Benjamin Weiser of the New York Times reports on the case of Abdallah Higazy, from whom an FBI polygrapher coerced a false confession, resulting in Higazy wrongly spending a month in solitary confinement. (This article, re-printed in the International Herald Tribune, was first published in the New York Times on 29 June 2002.) Excerpt:
Innocent Egyptian was jailed in FBI’s Sept. 11 investigation
NEW YORK A federal judge in Manhattan is considering opening an inquiry into how the FBI got a criminal confession from an innocent Egyptian student who was detained in connection with the attack on the World Trade Center, people with knowledge of the case said. The judge, Jed Rakoff, of U.S. District Court, could conduct the inquiry under a rarely invoked authority in which judges are considered supervisors of the grand jury. It was during the grand jury investigation of the Sept. 11 terror attacks that the issue of the false confession arose.
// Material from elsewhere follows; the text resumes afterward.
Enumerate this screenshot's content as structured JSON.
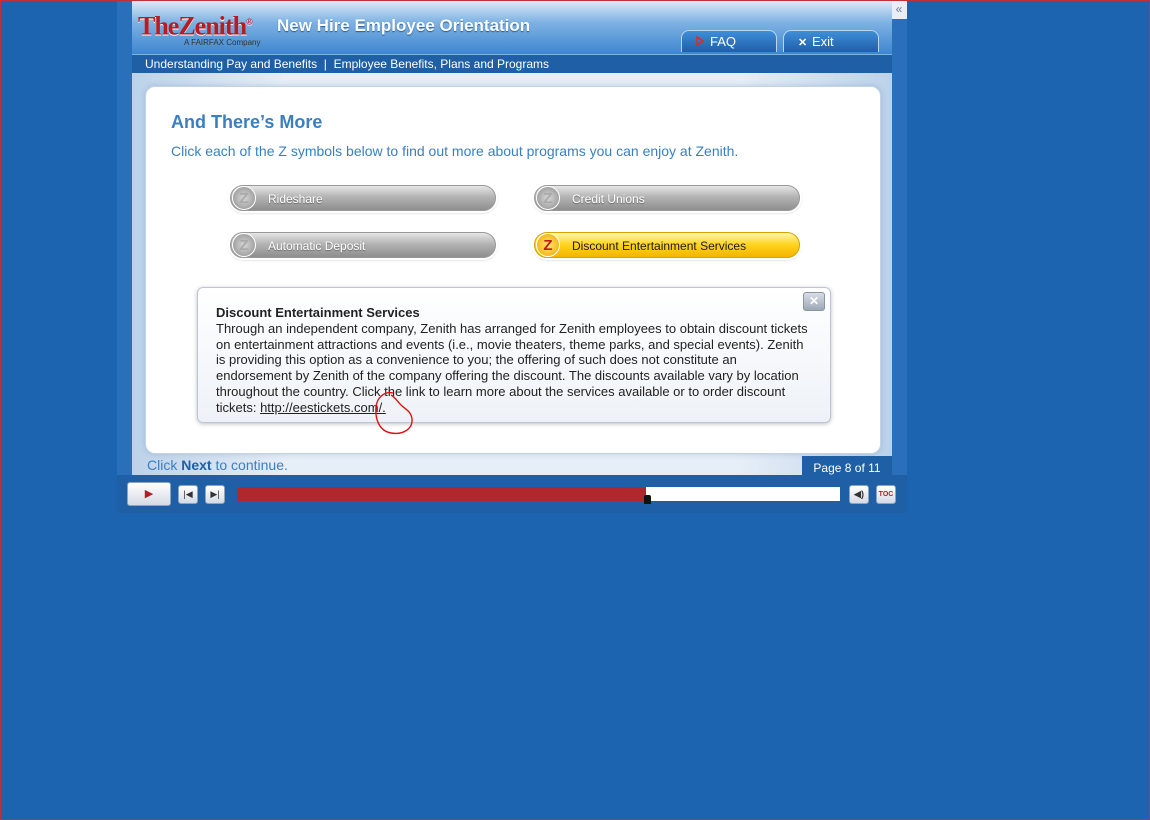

The judge has held a series of closed preliminary hearings on the matter, which is also being looked at by the U.S. Attorney’s Office in Manhattan.
The tale of the student, Abdallah Higazy, remains one of the oddest epi-sodes of the post-Sept. 11 world. Higazy was arrested in December 2001 as a material witness in the terrorism investigation after a security guard at the Millennium Hilton Hotel, in Lower Manhattan, said that an aviation radio had been found in the safe in Higazy’s room, which had a view of the World Trade Center. Higazy spent a month in jail, mostly in solitary confinement, but was released after the security guard admitted making up the story.
During his first three weeks in custody, Higazy protested his innocence and volunteered to take a polygraph test. During the test, administered by an FBI agent, however, he confessed to owning the radio, and gave various stories as to how he had obtained it, the authorities have said.
The confession fueled suspicions that Higazy might be tied to the hijackers. The radio could have been used to communicate with a plane in flight, and Higazy had also once worked in the Egyptian Air Corps, where he repaired radios that were used to communicate with people on the ground.
On the advice of his lawyer, Higazy will say little about the circumstances of his confession. He does not make any allegations of physical abuse. But in a telephone interview recently, he said that after he was left alone for several hours with the FBI agent, he had been ready to say anything.
“I hyperventilated,” he said. “I couldn’t breathe. I felt I was going to faint. I wanted out of that room any possible way.”
He said that his lawyer, Robert Dunn, had been told to stand outside the door. Dunn said that when the FBI agent emerged from the room, he said Higazy had not completed the polygraph test, but had admitted owning the radio.
“He said, ‘Well, we don’t have a polygraph, but we have a confession,'” said Dunn, who added that he went in and asked Higazy about the agent’s report. He said Higazy replied: “‘This guy’s got me so upset that I thought I was going to have a heart attack. I’m not sure what I said, but I believe I did admit to having the radio. But it’s a lie.'”
Dunn said he is limited in what he can say about the inquiry. “The matter is still pending before Judge Rakoff,” Dunn said. “One of the issues that remains under consideration is how it is that a false confession came to be extracted from Higazy.”